The separator tank is overfilled. Excess oil floods the separator element, and oil gets pushed into the compressed air lines.

What you'll see

Oil carry-over that starts immediately after an oil top-up or oil change. The compressor was fine before, and now there's oil in the air. The oil sight glass shows the level above the maximum mark.
Before you assume this is the problem

If the oil level is at the correct mark and you still have oil carry-over, the problem is elsewhere. Check the separator element, scavenge line, and MPV. See: Separator Element Worn, Scavenge Line Blocked.

Could also be:

See all causes of oil carry-over →

How to diagnose

  1. Check the oil level sight glass

    Look at the oil level indicator on the separator vessel while the compressor is running unloaded. The level should be in the upper part of the green zone -- not above it.
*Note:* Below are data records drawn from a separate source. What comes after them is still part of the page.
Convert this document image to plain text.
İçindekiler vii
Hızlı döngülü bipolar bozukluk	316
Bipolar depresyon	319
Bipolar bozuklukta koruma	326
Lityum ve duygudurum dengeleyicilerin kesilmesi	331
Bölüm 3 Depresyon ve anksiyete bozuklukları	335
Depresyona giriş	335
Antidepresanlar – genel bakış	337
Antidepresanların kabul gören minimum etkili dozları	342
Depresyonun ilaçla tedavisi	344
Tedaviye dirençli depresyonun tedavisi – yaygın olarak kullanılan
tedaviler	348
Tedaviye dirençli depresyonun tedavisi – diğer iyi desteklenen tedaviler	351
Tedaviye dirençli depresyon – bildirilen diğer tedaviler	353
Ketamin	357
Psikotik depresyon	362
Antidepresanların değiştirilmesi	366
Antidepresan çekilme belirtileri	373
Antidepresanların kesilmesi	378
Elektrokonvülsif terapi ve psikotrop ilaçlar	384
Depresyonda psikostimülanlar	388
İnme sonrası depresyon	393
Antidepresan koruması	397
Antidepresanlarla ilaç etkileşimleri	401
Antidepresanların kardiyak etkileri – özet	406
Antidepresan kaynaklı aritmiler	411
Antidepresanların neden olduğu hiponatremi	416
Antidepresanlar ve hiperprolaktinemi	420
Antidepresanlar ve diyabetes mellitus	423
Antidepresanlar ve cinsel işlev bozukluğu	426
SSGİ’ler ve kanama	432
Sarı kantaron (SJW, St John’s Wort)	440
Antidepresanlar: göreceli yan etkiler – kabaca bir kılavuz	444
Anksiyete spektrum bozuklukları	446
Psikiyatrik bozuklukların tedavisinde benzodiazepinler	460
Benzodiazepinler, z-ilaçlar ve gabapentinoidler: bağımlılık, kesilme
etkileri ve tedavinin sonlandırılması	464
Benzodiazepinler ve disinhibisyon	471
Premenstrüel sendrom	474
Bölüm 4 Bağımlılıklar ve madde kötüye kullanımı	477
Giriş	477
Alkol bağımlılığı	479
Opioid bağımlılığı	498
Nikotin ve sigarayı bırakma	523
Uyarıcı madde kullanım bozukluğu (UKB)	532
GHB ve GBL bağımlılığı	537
Important: check the level during unloaded running, not when stopped. When the machine stops, oil drains back from the cooler and piping into the vessel, so the level appears higher than during operation.
    Result: Oil above maximum mark during unload running = overfilled.

How to fix it

  1. Drain excess oil

    Drain oil until the level is at the correct mark. Fill to the level mark, not higher. On most machines this means filling to the middle or upper portion of the sight glass during unloaded running. Check the service manual for your specific machine.

Common mistakes

The most common mistake is checking oil level with the compressor stopped and filling to the top. When the machine starts, oil from the vessel gets pumped into the cooler and piping -- the level drops. People see this drop, panic, and add more oil. Then when the machine stops, all that oil drains back and now the vessel is overfilled. Always check and fill during unloaded running.

Parts & tools

Drain container. No special parts needed -- just remove excess oil.